Re: Cost of living 1955ish

Archive Comments

Frank,
I would try your local newspaper to see if they hold old copies that they might let you look at or try the library in your home town I hope this helps.
Bill

Re: Cost of living 1955ish

Archive Comments

OAP weekly Pension £10...

Re: Cost of living 1955ish

Archive Comments

I came to UK 1951 from Australia, as a new dental graduate intent on enjoying the NHS, since i wanted to treat people according to need and not according to their pocket size. I earned about 25 pounds a week as an assistant dentist. When i bought my first house in 1959 it cost Three thousand pounds for a three bedroom semidetached newly built property in Tylers Green bucks My hobby was gliding, which cost about fifteen shillings an hour for club members. Apples cost about a shilling a pound. Attending the dentist was freethough it did not take long before charges were imposed by the governemt. Air-turbine drills did not appear till about 1057. That was a major improvement in dental techniques.
Rationing ws still happeeing. I think a meal at the Regent place Lyons cost about three shillings, and was mostly potato and onion and perhps fish. A small filling or an extraction cost sensn shillings and sixpence. My Morris Minor 1953 cost about 450 pounds plus purchase tax. Petrol cost abput three shillings a gallon..ie four litres!!!!
Tis is just reminiscence, but certainly the difference in ccosts is remarkable!

Re: Cost of living 1955ish

Jennifer Sterling

£25 a week in 1951 was really good money I should think.
The prices are all really interesting.
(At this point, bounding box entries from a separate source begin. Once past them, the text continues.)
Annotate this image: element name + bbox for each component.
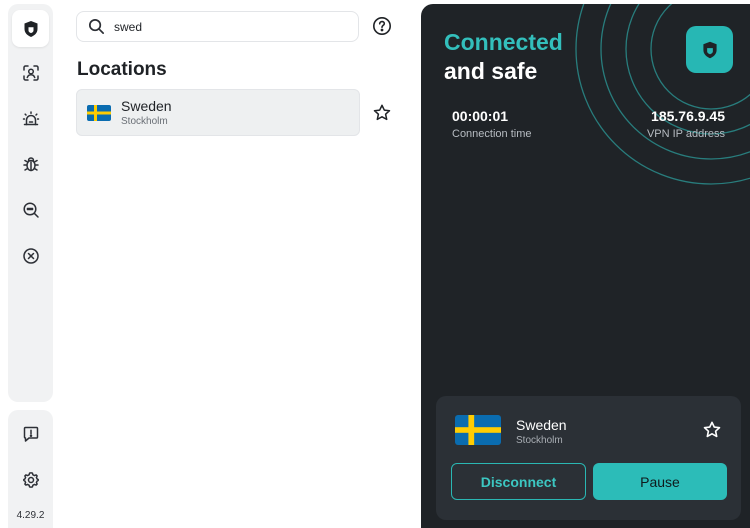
gear-icon xyxy=(22,471,39,488)
pause-button[interactable]: Pause xyxy=(593,463,727,500)
vpn-ip-value: 185.76.9.45 xyxy=(651,108,725,124)
sidebar-item-threats[interactable] xyxy=(12,145,49,182)
shield-icon xyxy=(24,20,37,37)
face-scan-icon xyxy=(22,64,39,81)
help-button[interactable] xyxy=(372,16,392,36)
disconnect-button[interactable]: Disconnect xyxy=(451,463,586,500)
star-icon xyxy=(373,104,391,121)
status-subtitle: and safe xyxy=(444,58,538,84)
sidebar-item-vpn[interactable] xyxy=(12,10,49,47)
status-title: Connected xyxy=(444,29,563,55)
alarm-icon xyxy=(22,110,39,125)
sidebar-bottom: 4.29.2 xyxy=(8,410,53,528)
protection-badge xyxy=(686,26,733,73)
block-icon xyxy=(22,247,39,264)
connection-time-label: Connection time xyxy=(452,128,532,140)
location-city: Stockholm xyxy=(121,116,168,127)
locations-title: Locations xyxy=(77,59,167,80)
current-country: Sweden xyxy=(516,417,567,433)
magnify-chat-icon xyxy=(22,201,39,218)
sidebar-item-scan[interactable] xyxy=(12,191,49,228)
favorite-button[interactable] xyxy=(372,103,392,123)
settings-button[interactable] xyxy=(12,461,49,498)
connection-panel: Connected and safe 00:00:01 Connection t… xyxy=(421,4,750,528)
search-icon xyxy=(88,18,105,35)
search-box xyxy=(76,11,359,42)
sidebar-item-identity[interactable] xyxy=(12,54,49,91)
search-input[interactable] xyxy=(114,19,334,34)
current-city: Stockholm xyxy=(516,435,563,446)
shield-icon xyxy=(702,41,717,58)
location-country: Sweden xyxy=(121,98,172,114)
connection-time-value: 00:00:01 xyxy=(452,108,509,124)
current-location-card: Sweden Stockholm Disconnect Pause xyxy=(436,396,741,520)
sweden-flag xyxy=(87,105,111,121)
vpn-ip-label: VPN IP address xyxy=(646,128,725,140)
favorite-current-button[interactable] xyxy=(701,419,723,441)
sidebar-item-block[interactable] xyxy=(12,237,49,274)
help-icon xyxy=(373,17,391,35)
feedback-button[interactable] xyxy=(12,415,49,452)
sidebar-item-alerts[interactable] xyxy=(12,100,49,137)
star-icon xyxy=(703,421,721,438)
sweden-flag xyxy=(455,415,501,445)
sidebar xyxy=(8,4,53,402)
bug-icon xyxy=(22,156,39,171)
feedback-icon xyxy=(23,426,38,442)
list-item[interactable]: Sweden Stockholm xyxy=(76,89,360,136)
app-version: 4.29.2 xyxy=(16,510,45,521)
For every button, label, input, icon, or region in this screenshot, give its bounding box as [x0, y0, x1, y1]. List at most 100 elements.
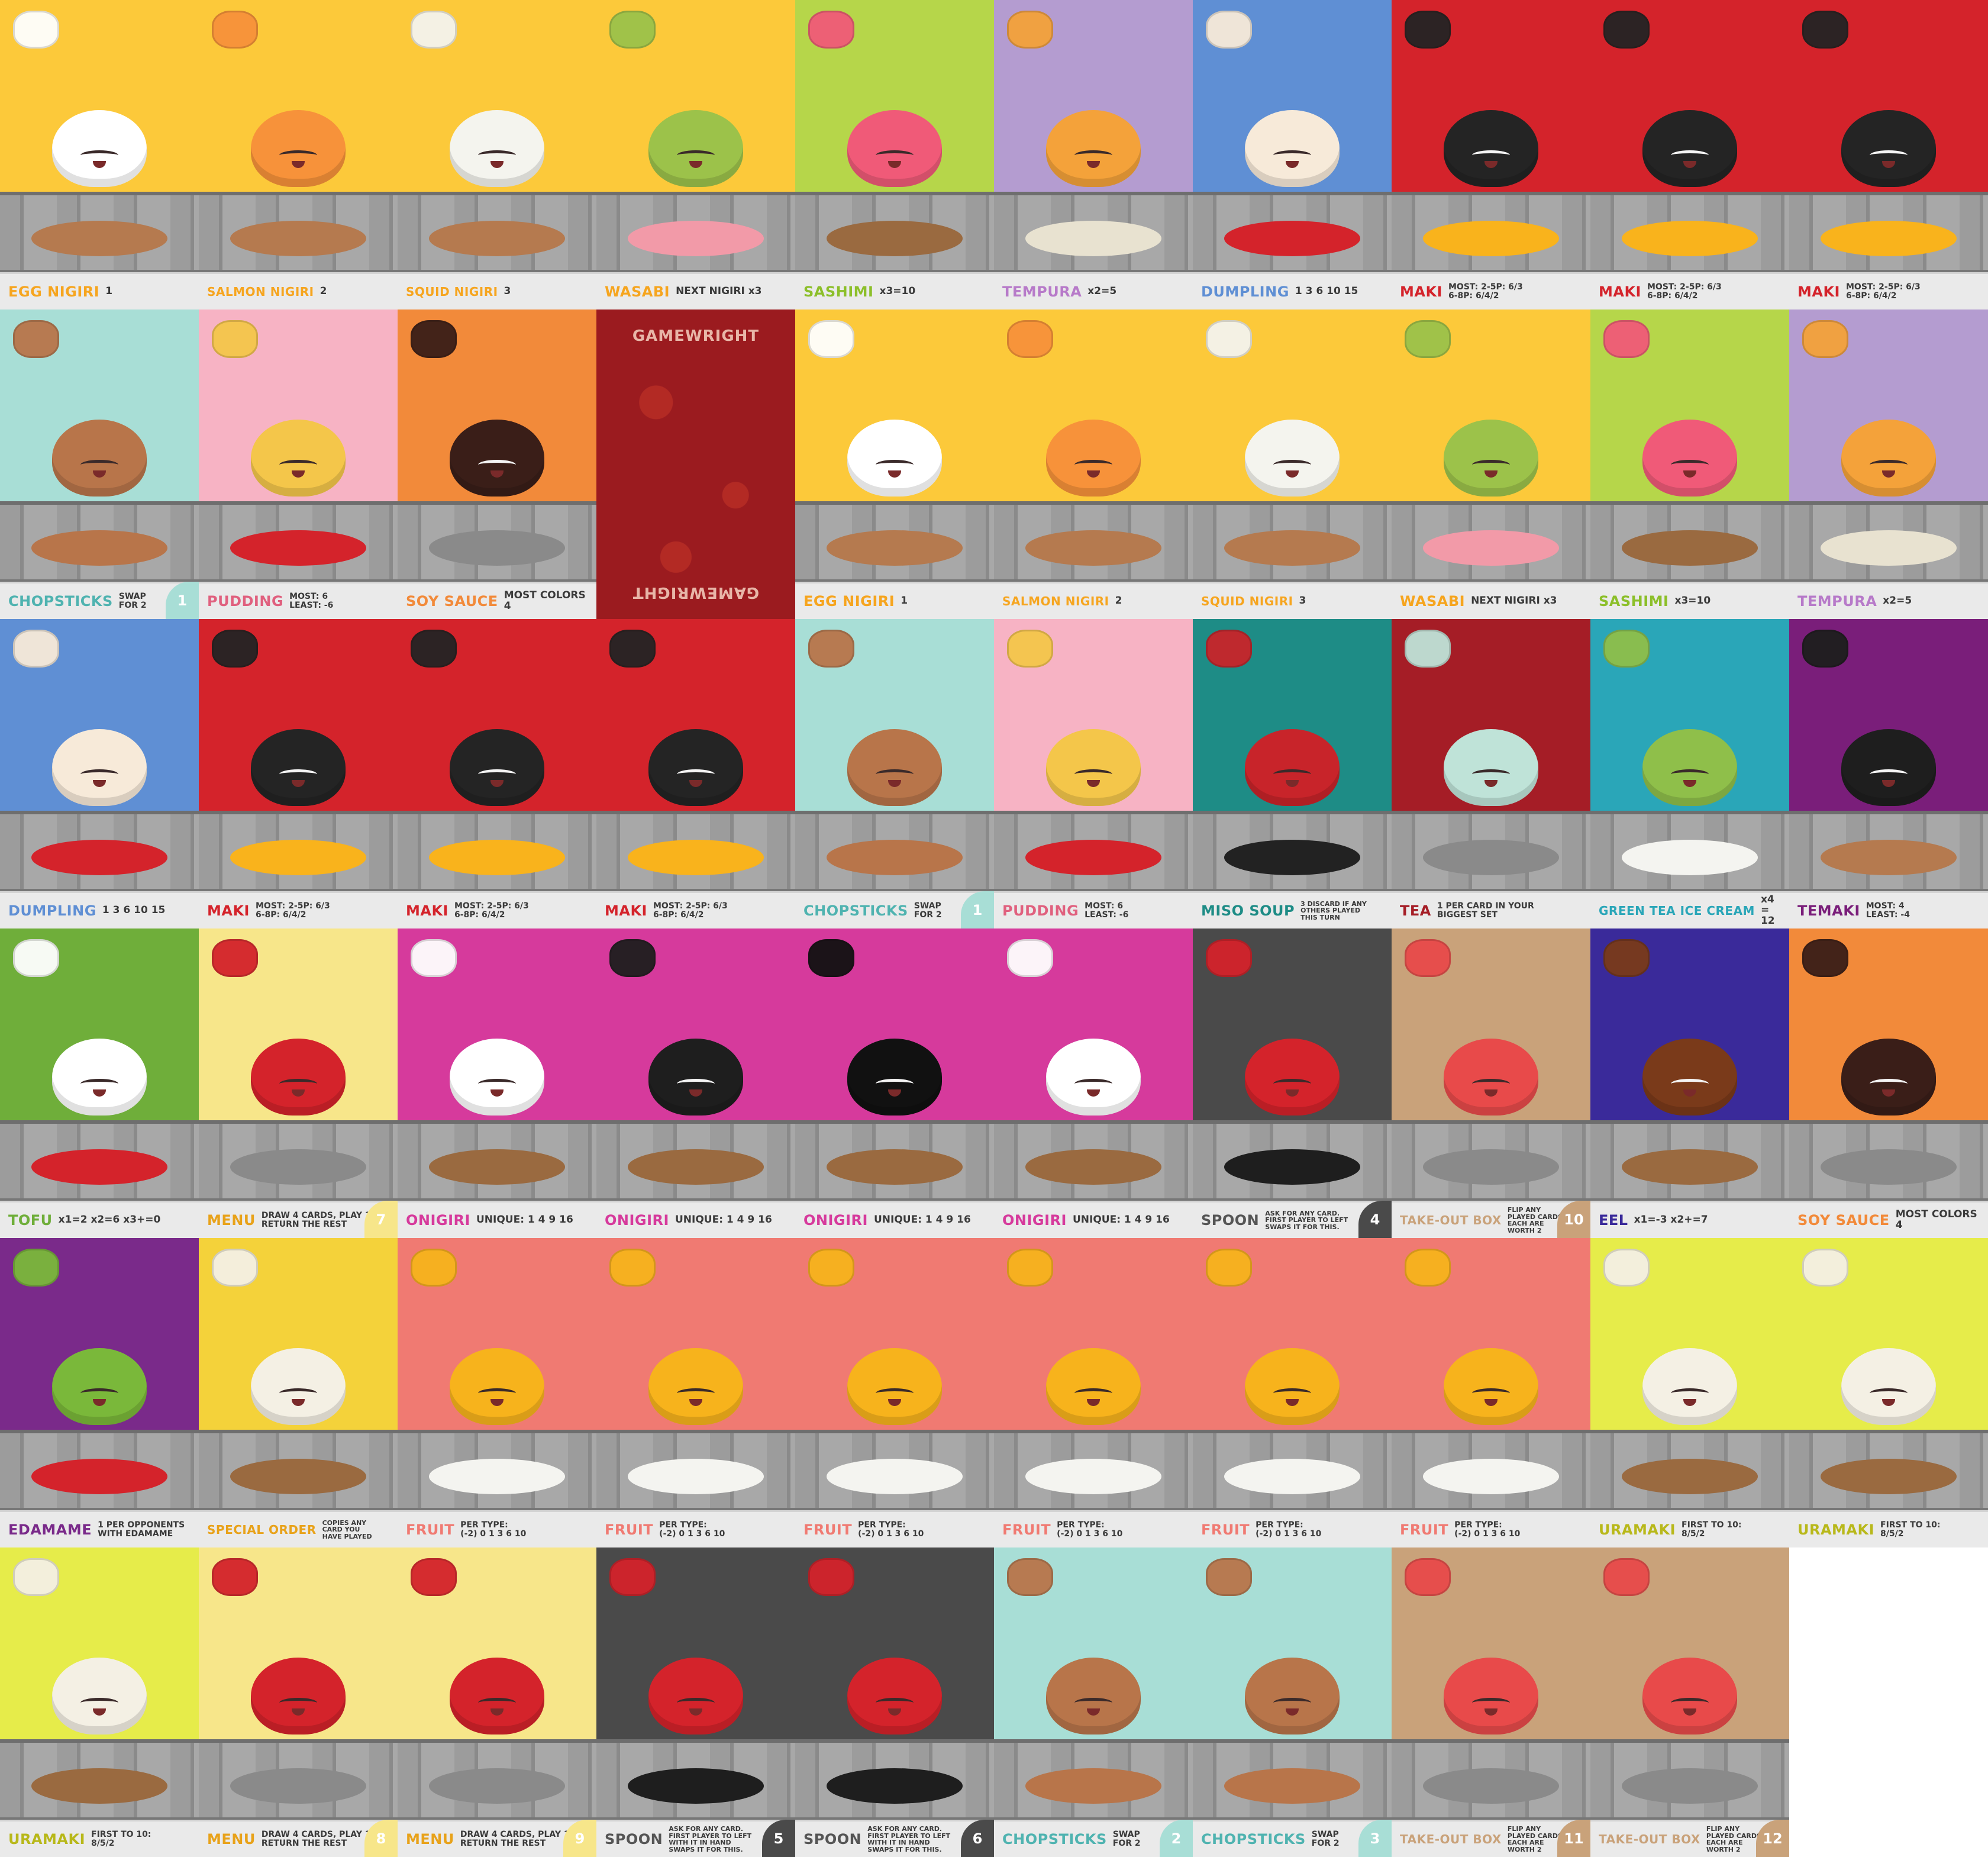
card[interactable]: SASHIMI x3=10 [795, 0, 994, 310]
card[interactable]: MISO SOUP 3 DISCARD IF ANY OTHERS PLAYED … [1193, 619, 1392, 928]
corner-food-icon [1603, 1558, 1650, 1596]
card-rule: MOST: 2-5P: 6/3 6-8P: 6/4/2 [1845, 282, 1921, 301]
card[interactable]: EGG NIGIRI 1 [0, 0, 199, 310]
card-rule: PER TYPE: (-2) 0 1 3 6 10 [1057, 1520, 1123, 1539]
plate-icon [1224, 530, 1360, 566]
card[interactable]: CHOPSTICKS SWAP FOR 22 [994, 1548, 1193, 1857]
card[interactable]: MAKI MOST: 2-5P: 6/3 6-8P: 6/4/2 [398, 619, 596, 928]
card-label-strip: MAKI MOST: 2-5P: 6/3 6-8P: 6/4/2 [199, 891, 398, 928]
card-label-strip: TEMPURA x2=5 [994, 272, 1193, 310]
card[interactable]: WASABI NEXT NIGIRI x3 [596, 0, 795, 310]
card[interactable]: FRUIT PER TYPE: (-2) 0 1 3 6 10 [795, 1238, 994, 1548]
card[interactable]: DUMPLING 1 3 6 10 15 [1193, 0, 1392, 310]
card[interactable]: MAKI MOST: 2-5P: 6/3 6-8P: 6/4/2 [1392, 0, 1590, 310]
plate-icon [1423, 1768, 1559, 1804]
card[interactable]: EGG NIGIRI 1 [795, 310, 994, 619]
card-name: SPOON [605, 1831, 663, 1848]
card-rule: PER TYPE: (-2) 0 1 3 6 10 [659, 1520, 725, 1539]
card[interactable]: MENU DRAW 4 CARDS, PLAY 1, RETURN THE RES… [398, 1548, 596, 1857]
food-character-icon [1841, 1348, 1936, 1426]
face-mouth [888, 160, 901, 168]
food-character-icon [450, 729, 544, 807]
card[interactable]: TAKE-OUT BOX FLIP ANY PLAYED CARDS. EACH … [1392, 1548, 1590, 1857]
card-name: FRUIT [605, 1521, 654, 1539]
card[interactable]: SQUID NIGIRI 3 [398, 0, 596, 310]
face-mouth [93, 1398, 106, 1406]
card[interactable]: FRUIT PER TYPE: (-2) 0 1 3 6 10 [1193, 1238, 1392, 1548]
card[interactable]: SPECIAL ORDER COPIES ANY CARD YOU HAVE PL… [199, 1238, 398, 1548]
card-rule: 1 PER CARD IN YOUR BIGGEST SET [1437, 901, 1534, 920]
corner-food-icon [13, 320, 59, 358]
corner-food-icon [1603, 939, 1650, 977]
card[interactable]: EEL x1=-3 x2+=7 [1590, 928, 1789, 1238]
card-rule: FLIP ANY PLAYED CARDS. EACH ARE WORTH 2 [1507, 1825, 1566, 1853]
food-character-icon [450, 110, 544, 188]
card-label-strip: GREEN TEA ICE CREAM x4 = 12 [1590, 891, 1789, 928]
card[interactable]: ONIGIRI UNIQUE: 1 4 9 16 [795, 928, 994, 1238]
card[interactable]: CHOPSTICKS SWAP FOR 23 [1193, 1548, 1392, 1857]
card[interactable]: FRUIT PER TYPE: (-2) 0 1 3 6 10 [994, 1238, 1193, 1548]
card[interactable]: TEMAKI MOST: 4 LEAST: -4 [1789, 619, 1988, 928]
card[interactable]: URAMAKI FIRST TO 10: 8/5/2 [1590, 1238, 1789, 1548]
card[interactable]: SQUID NIGIRI 3 [1193, 310, 1392, 619]
food-character-icon [1642, 110, 1737, 188]
card[interactable]: SPOON ASK FOR ANY CARD. FIRST PLAYER TO L… [596, 1548, 795, 1857]
corner-food-icon [1206, 630, 1252, 668]
card[interactable]: FRUIT PER TYPE: (-2) 0 1 3 6 10 [596, 1238, 795, 1548]
card[interactable]: TEMPURA x2=5 [994, 0, 1193, 310]
face-mouth [1882, 470, 1895, 478]
card-label-strip: EDAMAME 1 PER OPPONENTS WITH EDAMAME [0, 1510, 199, 1548]
face-eyes [876, 1078, 914, 1089]
card[interactable]: TOFU x1=2 x2=6 x3+=0 [0, 928, 199, 1238]
face-eyes [876, 150, 914, 160]
card[interactable]: ONIGIRI UNIQUE: 1 4 9 16 [398, 928, 596, 1238]
card[interactable]: MAKI MOST: 2-5P: 6/3 6-8P: 6/4/2 [596, 619, 795, 928]
card[interactable]: CHOPSTICKS SWAP FOR 21 [795, 619, 994, 928]
card[interactable]: SPOON ASK FOR ANY CARD. FIRST PLAYER TO L… [795, 1548, 994, 1857]
card[interactable]: PUDDING MOST: 6 LEAST: -6 [994, 619, 1193, 928]
plate-icon [1622, 220, 1758, 256]
card-name: SASHIMI [1599, 593, 1669, 610]
card[interactable]: TAKE-OUT BOX FLIP ANY PLAYED CARDS. EACH … [1392, 928, 1590, 1238]
card[interactable]: MAKI MOST: 2-5P: 6/3 6-8P: 6/4/2 [1590, 0, 1789, 310]
corner-food-icon [1603, 11, 1650, 49]
card[interactable]: PUDDING MOST: 6 LEAST: -6 [199, 310, 398, 619]
card-label-strip: ONIGIRI UNIQUE: 1 4 9 16 [398, 1201, 596, 1238]
card[interactable]: FRUIT PER TYPE: (-2) 0 1 3 6 10 [398, 1238, 596, 1548]
card[interactable]: MAKI MOST: 2-5P: 6/3 6-8P: 6/4/2 [1789, 0, 1988, 310]
card-name: SOY SAUCE [406, 593, 498, 610]
card[interactable]: SPOON ASK FOR ANY CARD. FIRST PLAYER TO L… [1193, 928, 1392, 1238]
card[interactable]: CHOPSTICKS SWAP FOR 21 [0, 310, 199, 619]
card[interactable]: MENU DRAW 4 CARDS, PLAY 1, RETURN THE RES… [199, 1548, 398, 1857]
card[interactable]: SALMON NIGIRI 2 [199, 0, 398, 310]
card-rule: COPIES ANY CARD YOU HAVE PLAYED [322, 1519, 372, 1540]
card[interactable]: DUMPLING 1 3 6 10 15 [0, 619, 199, 928]
card-back[interactable]: GAMEWRIGHT GAMEWRIGHT [596, 310, 795, 619]
card[interactable]: SOY SAUCE MOST COLORS 4 [1789, 928, 1988, 1238]
card[interactable]: URAMAKI FIRST TO 10: 8/5/2 [1789, 1238, 1988, 1548]
plate-icon [827, 1149, 963, 1185]
card[interactable]: ONIGIRI UNIQUE: 1 4 9 16 [994, 928, 1193, 1238]
card[interactable]: EDAMAME 1 PER OPPONENTS WITH EDAMAME [0, 1238, 199, 1548]
card[interactable]: TEMPURA x2=5 [1789, 310, 1988, 619]
card[interactable]: SALMON NIGIRI 2 [994, 310, 1193, 619]
card[interactable]: TAKE-OUT BOX FLIP ANY PLAYED CARDS. EACH … [1590, 1548, 1789, 1857]
card[interactable]: SOY SAUCE MOST COLORS 4 [398, 310, 596, 619]
card[interactable]: TEA 1 PER CARD IN YOUR BIGGEST SET [1392, 619, 1590, 928]
card[interactable]: SASHIMI x3=10 [1590, 310, 1789, 619]
card-label-strip: WASABI NEXT NIGIRI x3 [596, 272, 795, 310]
card[interactable]: URAMAKI FIRST TO 10: 8/5/2 [0, 1548, 199, 1857]
card[interactable]: ONIGIRI UNIQUE: 1 4 9 16 [596, 928, 795, 1238]
card[interactable]: GREEN TEA ICE CREAM x4 = 12 [1590, 619, 1789, 928]
card-rule: ASK FOR ANY CARD. FIRST PLAYER TO LEFT W… [867, 1825, 951, 1853]
card[interactable]: MENU DRAW 4 CARDS, PLAY 1, RETURN THE RES… [199, 928, 398, 1238]
card-label-strip: ONIGIRI UNIQUE: 1 4 9 16 [596, 1201, 795, 1238]
card-name: ONIGIRI [605, 1212, 669, 1229]
card[interactable]: MAKI MOST: 2-5P: 6/3 6-8P: 6/4/2 [199, 619, 398, 928]
corner-food-icon [212, 1249, 258, 1287]
corner-food-icon [1405, 320, 1451, 358]
card[interactable]: FRUIT PER TYPE: (-2) 0 1 3 6 10 [1392, 1238, 1590, 1548]
card-name: SALMON NIGIRI [207, 285, 314, 299]
card[interactable]: WASABI NEXT NIGIRI x3 [1392, 310, 1590, 619]
plate-icon [628, 839, 764, 875]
I'll have to put them into percentage of average income, to get a realistic figure of what's changed between then and now in terms of costs.

Pension £10 a week must have been worth more, I should think. If average wages have gone up by x 10 or more, the pension has gone down in value. I seem to recall petrol at 5/- a gall. But that would be in the sixties.